Le mode de calcul des pensions change en Belgique. Le gouvernement fédéral a modifié la prise en compte du chômage dans le calcul des droits à la retraite. Une décision attendue, qui soulève des préoccupations parmi les allocataires concernés par une ou plusieurs périodes d’inactivité.
Depuis la fin du mois de janvier, les personnes sans emploi en Belgique voient leurs droits à la pension évoluer. Désormais, les périodes de chômage et de prépension ne seront plus valorisées de la même manière qu’auparavant. Concrètement, ces périodes ne sont plus calculées sur base du dernier salaire perçu, mais sur un salaire fictif plafonné à 33.000 euros brut par an.
La mesure, mise en œuvre par le gouvernement De Wever, concerne toutes les situations de chômage à partir du 1er février 2025. Elle ne modifiera donc le montant effectif des pensions qu’à partir de 2027, lorsqu’entreront en retraite les premières personnes concernées. Cette réforme vise, selon l’exécutif, à renforcer l’équité entre carrières complètes et parcours professionnels plus discontinus.

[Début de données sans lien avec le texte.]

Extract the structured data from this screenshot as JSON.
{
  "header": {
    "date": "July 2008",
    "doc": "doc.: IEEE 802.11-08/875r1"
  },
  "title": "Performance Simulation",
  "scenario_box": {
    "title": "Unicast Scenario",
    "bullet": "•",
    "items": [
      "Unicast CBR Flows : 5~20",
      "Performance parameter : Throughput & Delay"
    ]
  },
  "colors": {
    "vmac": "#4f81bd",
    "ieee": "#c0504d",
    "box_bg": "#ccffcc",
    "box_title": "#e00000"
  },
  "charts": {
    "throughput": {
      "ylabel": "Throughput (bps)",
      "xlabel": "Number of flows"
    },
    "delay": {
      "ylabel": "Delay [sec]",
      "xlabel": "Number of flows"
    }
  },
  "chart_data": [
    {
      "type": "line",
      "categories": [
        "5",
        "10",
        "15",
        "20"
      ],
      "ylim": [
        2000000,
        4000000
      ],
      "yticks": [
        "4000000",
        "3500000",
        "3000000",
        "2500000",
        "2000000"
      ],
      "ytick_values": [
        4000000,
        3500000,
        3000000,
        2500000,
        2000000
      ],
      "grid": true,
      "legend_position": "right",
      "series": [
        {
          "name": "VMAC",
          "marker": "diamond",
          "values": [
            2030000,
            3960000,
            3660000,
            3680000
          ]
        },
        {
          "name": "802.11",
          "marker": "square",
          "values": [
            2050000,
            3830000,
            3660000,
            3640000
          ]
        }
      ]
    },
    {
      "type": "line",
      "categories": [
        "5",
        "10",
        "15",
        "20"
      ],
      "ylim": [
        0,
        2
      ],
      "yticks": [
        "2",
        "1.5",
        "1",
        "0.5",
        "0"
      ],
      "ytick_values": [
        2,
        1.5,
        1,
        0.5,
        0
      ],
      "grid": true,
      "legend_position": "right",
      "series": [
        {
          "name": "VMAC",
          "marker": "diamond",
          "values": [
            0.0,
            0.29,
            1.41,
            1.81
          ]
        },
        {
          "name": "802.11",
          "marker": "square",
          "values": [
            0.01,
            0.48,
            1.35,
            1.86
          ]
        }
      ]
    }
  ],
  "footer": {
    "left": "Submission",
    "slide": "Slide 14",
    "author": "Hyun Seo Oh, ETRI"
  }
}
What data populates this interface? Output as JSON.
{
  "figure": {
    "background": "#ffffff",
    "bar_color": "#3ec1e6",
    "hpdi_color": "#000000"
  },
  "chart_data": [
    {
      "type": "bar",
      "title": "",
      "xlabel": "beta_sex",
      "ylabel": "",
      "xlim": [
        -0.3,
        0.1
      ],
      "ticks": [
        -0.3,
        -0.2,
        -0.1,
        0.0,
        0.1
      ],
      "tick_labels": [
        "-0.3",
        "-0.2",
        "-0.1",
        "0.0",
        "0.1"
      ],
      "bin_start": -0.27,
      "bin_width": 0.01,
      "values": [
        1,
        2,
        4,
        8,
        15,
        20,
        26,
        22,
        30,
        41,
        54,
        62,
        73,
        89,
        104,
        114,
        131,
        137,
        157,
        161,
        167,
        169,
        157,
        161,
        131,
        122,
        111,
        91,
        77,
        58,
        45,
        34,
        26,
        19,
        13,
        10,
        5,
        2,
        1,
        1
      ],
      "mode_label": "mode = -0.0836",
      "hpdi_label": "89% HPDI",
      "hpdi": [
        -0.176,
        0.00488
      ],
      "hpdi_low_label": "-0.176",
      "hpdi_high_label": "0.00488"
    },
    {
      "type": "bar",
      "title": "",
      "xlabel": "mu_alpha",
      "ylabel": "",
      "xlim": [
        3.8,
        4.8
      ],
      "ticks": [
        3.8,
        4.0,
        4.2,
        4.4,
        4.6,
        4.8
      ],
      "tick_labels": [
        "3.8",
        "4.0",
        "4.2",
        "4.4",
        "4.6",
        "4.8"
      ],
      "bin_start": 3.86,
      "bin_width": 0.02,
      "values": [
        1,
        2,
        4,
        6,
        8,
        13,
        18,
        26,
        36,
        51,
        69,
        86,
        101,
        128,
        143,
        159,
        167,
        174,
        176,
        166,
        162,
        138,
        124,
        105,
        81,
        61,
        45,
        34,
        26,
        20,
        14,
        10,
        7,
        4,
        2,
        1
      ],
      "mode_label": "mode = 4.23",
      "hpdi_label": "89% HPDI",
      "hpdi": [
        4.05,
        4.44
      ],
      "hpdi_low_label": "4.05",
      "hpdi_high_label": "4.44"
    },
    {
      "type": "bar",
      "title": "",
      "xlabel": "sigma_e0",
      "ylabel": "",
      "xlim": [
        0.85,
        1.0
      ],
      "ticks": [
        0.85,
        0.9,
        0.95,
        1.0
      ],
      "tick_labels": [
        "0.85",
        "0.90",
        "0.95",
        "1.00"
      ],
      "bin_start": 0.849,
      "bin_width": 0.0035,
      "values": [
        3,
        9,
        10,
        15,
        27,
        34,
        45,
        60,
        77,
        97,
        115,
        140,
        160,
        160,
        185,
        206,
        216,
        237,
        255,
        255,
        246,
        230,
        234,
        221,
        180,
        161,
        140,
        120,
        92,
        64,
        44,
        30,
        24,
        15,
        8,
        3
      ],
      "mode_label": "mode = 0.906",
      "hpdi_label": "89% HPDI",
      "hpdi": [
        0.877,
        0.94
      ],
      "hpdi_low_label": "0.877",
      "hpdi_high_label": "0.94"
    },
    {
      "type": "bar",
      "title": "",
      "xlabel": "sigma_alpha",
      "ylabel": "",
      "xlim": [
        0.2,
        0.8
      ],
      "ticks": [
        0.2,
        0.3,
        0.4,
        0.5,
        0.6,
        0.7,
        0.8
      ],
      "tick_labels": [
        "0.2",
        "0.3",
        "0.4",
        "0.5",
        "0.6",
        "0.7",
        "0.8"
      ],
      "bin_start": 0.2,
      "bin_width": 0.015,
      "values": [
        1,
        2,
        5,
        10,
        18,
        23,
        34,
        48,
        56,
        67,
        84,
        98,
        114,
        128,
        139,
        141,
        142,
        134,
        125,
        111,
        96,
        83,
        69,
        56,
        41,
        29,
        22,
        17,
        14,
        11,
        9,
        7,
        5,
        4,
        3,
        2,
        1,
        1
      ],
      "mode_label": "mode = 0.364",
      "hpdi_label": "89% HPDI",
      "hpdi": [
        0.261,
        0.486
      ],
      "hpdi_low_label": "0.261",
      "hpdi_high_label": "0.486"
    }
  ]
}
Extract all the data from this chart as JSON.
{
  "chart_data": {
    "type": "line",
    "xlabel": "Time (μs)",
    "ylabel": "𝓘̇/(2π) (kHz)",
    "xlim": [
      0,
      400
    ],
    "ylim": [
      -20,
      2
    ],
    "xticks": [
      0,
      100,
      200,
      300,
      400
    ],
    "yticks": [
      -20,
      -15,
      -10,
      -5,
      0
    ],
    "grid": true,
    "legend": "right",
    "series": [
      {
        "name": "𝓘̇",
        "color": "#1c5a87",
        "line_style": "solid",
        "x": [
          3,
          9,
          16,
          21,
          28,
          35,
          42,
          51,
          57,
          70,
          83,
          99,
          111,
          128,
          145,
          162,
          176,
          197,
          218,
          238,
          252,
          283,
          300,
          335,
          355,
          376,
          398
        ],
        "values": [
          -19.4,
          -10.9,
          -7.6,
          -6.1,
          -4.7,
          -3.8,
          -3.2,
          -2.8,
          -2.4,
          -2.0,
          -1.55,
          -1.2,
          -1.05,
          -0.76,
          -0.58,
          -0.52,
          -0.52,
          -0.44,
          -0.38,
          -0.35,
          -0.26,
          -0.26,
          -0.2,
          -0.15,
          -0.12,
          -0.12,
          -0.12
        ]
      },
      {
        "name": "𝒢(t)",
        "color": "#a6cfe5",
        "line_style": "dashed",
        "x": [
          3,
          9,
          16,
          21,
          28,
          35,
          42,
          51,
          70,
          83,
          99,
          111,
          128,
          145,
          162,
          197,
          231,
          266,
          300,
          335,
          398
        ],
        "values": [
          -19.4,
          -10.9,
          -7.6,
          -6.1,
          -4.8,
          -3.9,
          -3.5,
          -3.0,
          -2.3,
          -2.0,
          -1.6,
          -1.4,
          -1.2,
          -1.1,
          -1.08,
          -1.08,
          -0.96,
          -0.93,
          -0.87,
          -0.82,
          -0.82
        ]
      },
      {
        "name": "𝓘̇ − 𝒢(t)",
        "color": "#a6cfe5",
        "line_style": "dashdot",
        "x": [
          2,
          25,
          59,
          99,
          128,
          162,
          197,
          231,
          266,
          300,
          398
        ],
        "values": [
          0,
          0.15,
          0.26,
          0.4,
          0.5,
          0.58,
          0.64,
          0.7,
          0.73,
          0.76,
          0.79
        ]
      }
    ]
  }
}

Des pertes de pension proportionnelles à la durée de l’inactivité
Les impacts sur le montant des pensions varient en fonction des revenus précédents et de la durée du chômage. D’après des simulations rapportées par RTL Info, un salarié célibataire ayant touché 3.500 euros brut par mois perdra environ 14 euros brut mensuels de pension après un an de chômage. Si cette situation se prolonge sur cinq ans, la perte peut atteindre 71 euros par mois.
Pour un revenu brut mensuel de 5.000 euros, cette perte peut aller jusqu’à 179 euros par mois au bout de cinq années sans emploi. Ces pertes ne sont pas rétroactives : seuls les événements de chômage postérieurs au 1er février 2025 sont concernés. Le nouveau mode de calcul introduit une distinction nette entre activités productives et périodes non travaillées, même si celles-ci sont involontaires.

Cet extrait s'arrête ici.